The environmental NGOs — not all of them, but the 12 largest, including WWF, Greenpeace and Lipu — are up in arms and asked the MPs not to vote for the new law as presented by the commission. In addition, Tuesday in the Senate the amended text was approved by a crippled majority: 249 votes in favor, 115 against and 32 abstentions.
The thumbs down came not only from the opposition (M5S, Sinistra Italiana and Lega Nord) but also Bersani’s MDP, while Forza Italia abstained. The law will not be thrown out entirely, in the opinion of its critics, because there is wide consensus on the need to modernize the previous legislation dating back to 1991.
For example, the mandated appointment of park directors among those enrolled in the corresponding professional register is considered almost universally a corporate and bureaucratic hindrance to overcome. The management models need to improve the implementation of the resources transferred by the state, which are considerable: approximately €80 million to each financial entity, which are often not fully used or not at their full potential.

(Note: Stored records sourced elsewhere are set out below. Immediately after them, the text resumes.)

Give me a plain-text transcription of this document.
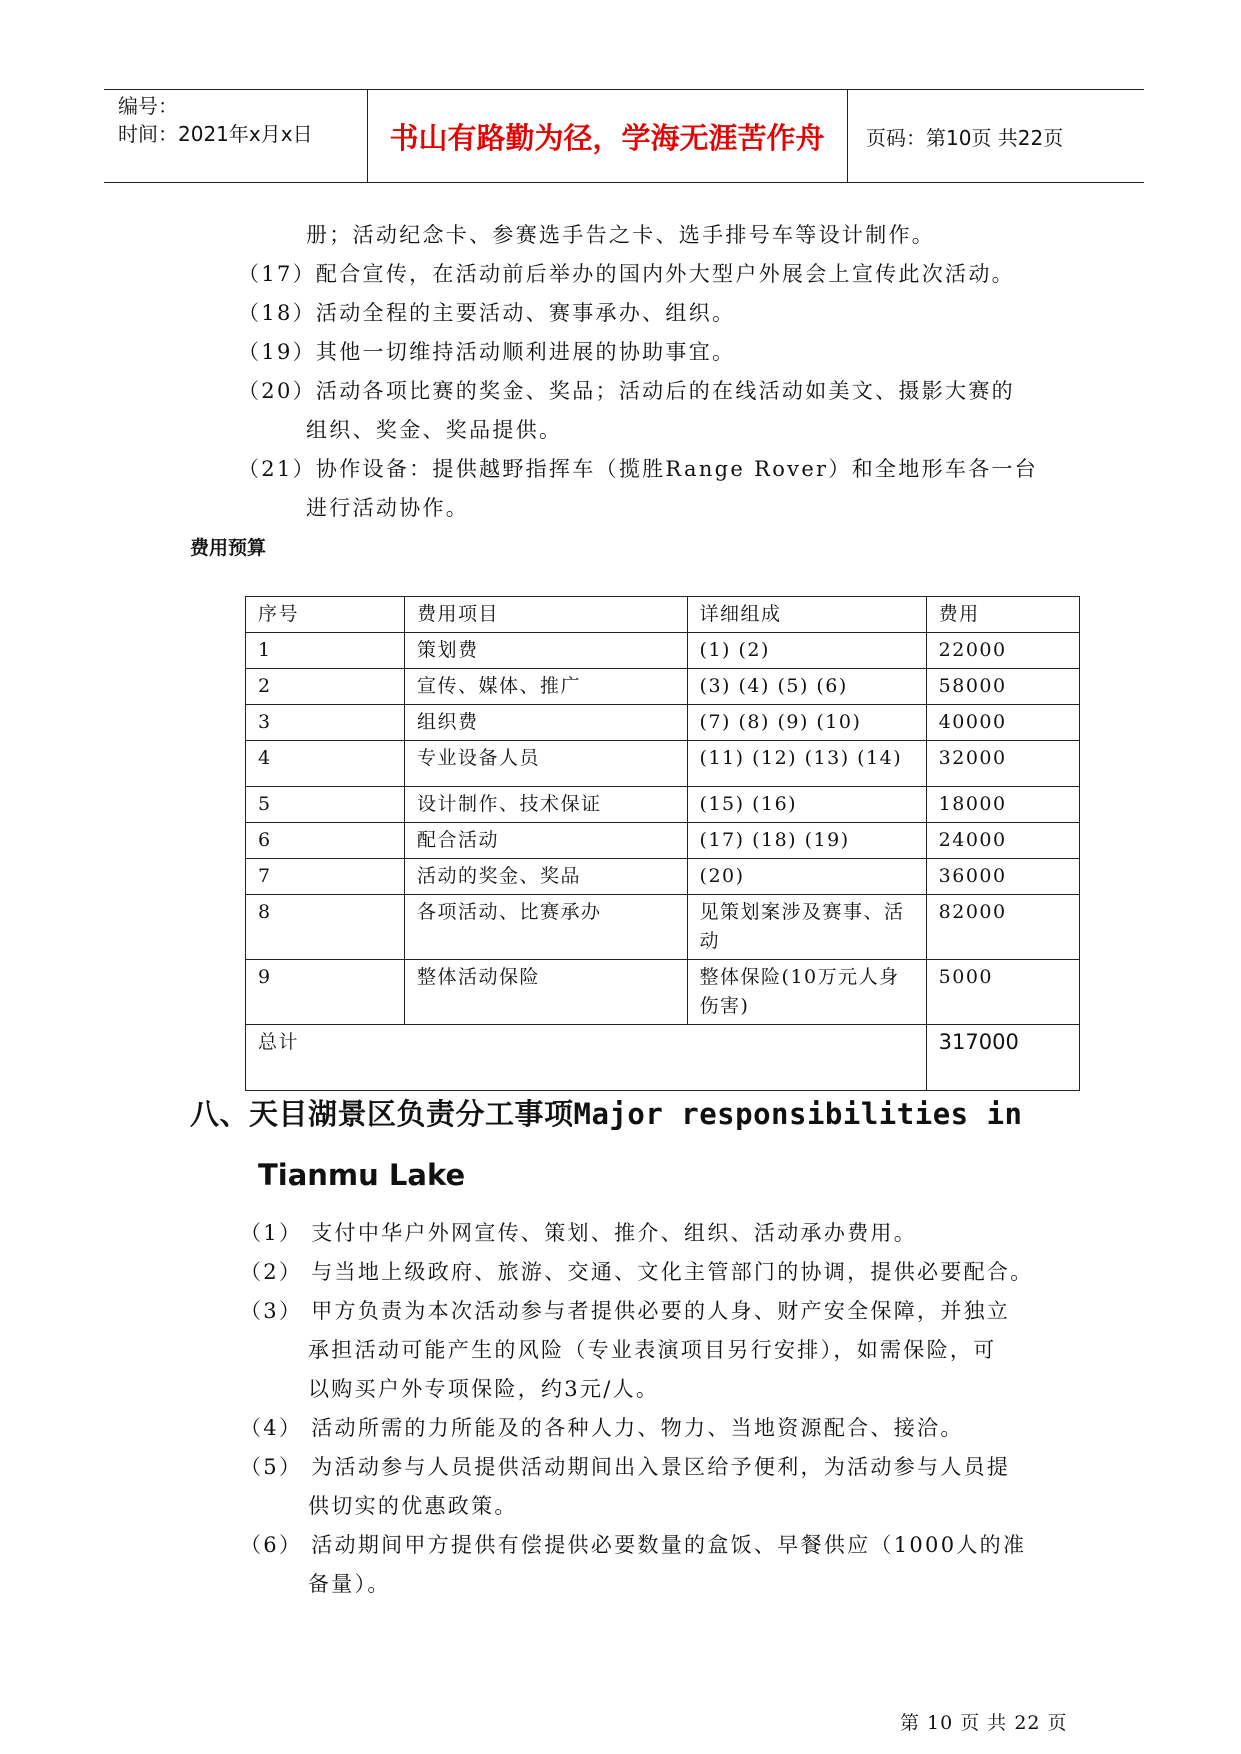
编号：
时间：2021年x月x日	书山有路勤为径，学海无涯苦作舟	页码：第10页 共22页
册；活动纪念卡、参赛选手告之卡、选手排号车等设计制作。
（17）配合宣传，在活动前后举办的国内外大型户外展会上宣传此次活动。
（18）活动全程的主要活动、赛事承办、组织。
（19）其他一切维持活动顺利进展的协助事宜。
（20）活动各项比赛的奖金、奖品；活动后的在线活动如美文、摄影大赛的
组织、奖金、奖品提供。
（21）协作设备：提供越野指挥车（揽胜Range Rover）和全地形车各一台
进行活动协作。
费用预算
序号	费用项目	详细组成	费用
1	策划费	(1) (2)	22000
2	宣传、媒体、推广	(3) (4) (5) (6)	58000
3	组织费	(7) (8) (9) (10)	40000
4	专业设备人员	(11) (12) (13) (14)	32000
5	设计制作、技术保证	(15) (16)	18000
6	配合活动	(17) (18) (19)	24000
7	活动的奖金、奖品	(20)	36000
8	各项活动、比赛承办	见策划案涉及赛事、活动	82000
9	整体活动保险	整体保险(10万元人身伤害)	5000
总计			317000
八、天目湖景区负责分工事项Major responsibilities in
Tianmu Lake
（1） 支付中华户外网宣传、策划、推介、组织、活动承办费用。
（2） 与当地上级政府、旅游、交通、文化主管部门的协调，提供必要配合。
（3） 甲方负责为本次活动参与者提供必要的人身、财产安全保障，并独立
承担活动可能产生的风险（专业表演项目另行安排），如需保险，可
以购买户外专项保险，约3元/人。
（4） 活动所需的力所能及的各种人力、物力、当地资源配合、接洽。
（5） 为活动参与人员提供活动期间出入景区给予便利，为活动参与人员提
供切实的优惠政策。
（6） 活动期间甲方提供有偿提供必要数量的盒饭、早餐供应（1000人的准
备量）。
第 10 页 共 22 页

But what the environmentalists really did not like is the governance model and, more generally, the “economistic” facility — a vision in which the park must be an economic asset rather than a public asset to be protected — which would be consolidated in the bill with the addition of parliamentary and governmental changes.
There are two aspects to this: One are royalties on economic activities that have an impact on the environment — from mineral water springs to the drilling activities in Val d’Agri — already present in the protected area. The other is the “burden” of the representatives of the local economic categories in the management bodies, which would thus be transformed into a sort of new, non-elective local government body.
The reform emphasizes the role of the royalties, and it seems it wants to reinforce, in writing, the managerial autonomy of the individual parks — with the subsequent enhancement of its brand and its merchandising. But at the same time, it is expected that these withdrawals from the revenues are also paid one-off, instituting a de facto compensation as a penalty or compensation.
As for governance, until now, the appointment of presidents and general managers of the park authorities were the prerogative of the Ministry of Environment (the directors selected for the register).
Under the new law, the register will no longer exist. Each president will be chosen by the ministry but always “in agreement” with the relevant region, to which a list of three candidates is to be submitted. The general manager will be selected by a commission composed of a ministry representative and two appointed by the board of directors, which in turn is composed by four “national” and four “local” representatives.
But within the board of directors, a considerable representation of the “agriculture and fishing” sectors is added. Environmentalists had proposed instead that the key management position of general manager should be selected through a public management contest. With the formula proposed in the bill, without any requirements, the politicians, probably local if not by patronage, will have their hands completely free.